Enterprise search - the first look
Recently leafing through my notebook (yeah, I’m still using old-time paper) I found some ideas, quick-notes, self-brainstorming diagrams related with search systems. An original idea for this blog, at least for few first posts, was to present them. Still this requires introducing some of the basics of enterprise search and search systems in general (so I could spare some time in future just referring to those). This is what this post series is about.
In this part I will try to answer two questions - why do people need an enterprise search systems and how complex they can be?
Little piece of history
I still remember the times when most of public the pages in the Internet were registered in the web version of yellow pages - the web directories. Until the mid-90’s most of the Internet portals was maintaining such service built manually or semi-automatically. Even if the content discovery was made by a crawler the content classification and final categorization was a human domain.
Obviously when the number of resources in the Net was growing exponentially over the time and media other than text was becoming more and more popular the web directories were getting stale from day to day or even faster. The maintenance became a Sisyphean task.
Internet search engines are the response for the explosion of information on the web. They can discover and retrieve the information automatically and serve it in a way that no manually-built directory can - extremely fast, with enormous throughput and in intelligent way. While content retrieval and discovery seems to be obvious the efficiency of serving mechanism in comparison to web directories requires some explanation here. Having such a huge content database a simple key word matching or category browsing with sorting by date (or other attribute) is usually very time consuming and ineffective. With the search adjusted to the natural language and sorting results by relevance this task becomes manageable and convenient.
What’s the difference?
But how does it apply to the enterprise search? Internet search providers such as Google, Yahoo! or Bing deal with exabytes (1 exabyte = 10^18 byte) of publicly available content, mostly unstructured. Enterprise search systems are typically implemented in companies or other organizations of various size. They usually deal with much smaller amount of data (still too much for manually maintained databases). The most important differences are not in the amount but in it’s nature: the data describes specific domains, it’s usually structured or at least provided with some meaningful meta-data, in many cases it’s not public (secure content).
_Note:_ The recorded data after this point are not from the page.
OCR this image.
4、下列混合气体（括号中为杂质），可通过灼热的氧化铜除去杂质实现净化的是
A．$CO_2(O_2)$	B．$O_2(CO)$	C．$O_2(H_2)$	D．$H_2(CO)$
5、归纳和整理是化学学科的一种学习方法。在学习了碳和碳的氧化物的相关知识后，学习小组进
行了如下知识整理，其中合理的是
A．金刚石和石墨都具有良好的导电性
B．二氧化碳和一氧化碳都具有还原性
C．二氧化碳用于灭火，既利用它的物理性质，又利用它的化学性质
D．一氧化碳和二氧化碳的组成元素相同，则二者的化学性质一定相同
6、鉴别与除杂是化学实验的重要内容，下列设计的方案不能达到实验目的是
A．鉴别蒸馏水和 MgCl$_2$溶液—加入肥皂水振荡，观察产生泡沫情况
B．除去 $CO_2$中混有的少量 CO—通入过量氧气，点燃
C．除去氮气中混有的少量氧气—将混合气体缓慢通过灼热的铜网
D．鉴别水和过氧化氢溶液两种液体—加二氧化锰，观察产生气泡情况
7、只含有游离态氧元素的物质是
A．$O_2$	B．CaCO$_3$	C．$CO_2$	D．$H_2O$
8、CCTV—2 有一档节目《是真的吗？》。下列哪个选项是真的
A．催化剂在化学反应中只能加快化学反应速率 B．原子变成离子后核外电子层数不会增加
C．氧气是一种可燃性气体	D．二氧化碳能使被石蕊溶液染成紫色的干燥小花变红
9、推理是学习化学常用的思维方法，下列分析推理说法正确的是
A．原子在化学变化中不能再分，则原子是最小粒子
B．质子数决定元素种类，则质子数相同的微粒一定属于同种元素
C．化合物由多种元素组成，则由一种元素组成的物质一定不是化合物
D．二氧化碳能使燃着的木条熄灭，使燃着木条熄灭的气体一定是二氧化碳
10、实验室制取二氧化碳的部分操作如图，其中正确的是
Another dimension of those systems is the source (or rather sources) and format of data - not only pages available on the web but also records from relational and non-relational databases, file shares, spreadsheets, other systems integrated with web services etc. Enterprise search in larger organizations typically allows for searching heterogeneous data.
I will give two examples to picture how wide this area is and how many thing should be considered before implementing enterprise search in an organization.
Documents/media/software library. By this I mean all the kinds of systems designed for delivering digital version of user manuals, product documentation or any other form of written/recorded/drawn information or software packages in form of downloadable files. It’s almost always decorated with rich meta-data like description, author, publication date, id, revision, languages and many other. Good search is essential not only in its full text capabilities but also for filtering and browsing. No matter if the audience is external customer or employee (or both) the chance is quite big that it will require security trimming so user would find only the results he is authorized to see. In many cases enterprise search will also help building a fast navigation (faceted search) since many organizations describe their information in some kind of hierarchical classification system.
In case when the attachments contain text it’s findability is usually as important as for meta-data which brings the requirement for efficient parsing and indexing it also.
Intranet portal. They are more popular in larger organizations than the small ones therefore the number of multiple data sources which are required to be searchable is usually big and it’s growing over the time. Most of the departments, business units or services want to be visible in this central point and commonly the search is the most important of its functionalities. Resources could be: intranet pages from multiple heterogeneous systems, classic CMSs, enterprise content management systems, master data systems, CRMs or even mail boxes and employees calendars (for personalized search).
In addition to what I mentioned describing libraries the biggest challenge here is to merge results from all those sources in a way that make sense for the user. This includes not only technical aspects but also careful user experience (UX) design and testing. It’s not easy to present such results as web pages, images, definitions, employee or customer data etc. together on a single page in a usable way.
Other problem to solve is how to get the required data from sources and keep them up to date so the search results are not stale when they finally reach the user. Sometimes it’s not possible or reasonable to fetch all the data from source systems or those systems prefer other kind of integration with their internal search systems. In this case it could be beneficial to use federated search approach instead.
I know that those examples definitely does not exhaust the list of possible applications but they rises some topics that I would like to continue in next posts. They are also cases from my professional life so they are not just some abstract concept.
I hope this post gave you some overview of the subject of enterprise search and maybe even some inspiration. Next one will be more technical - I will introduce more architectural concepts and describe the base building blocks of enterprise search systems.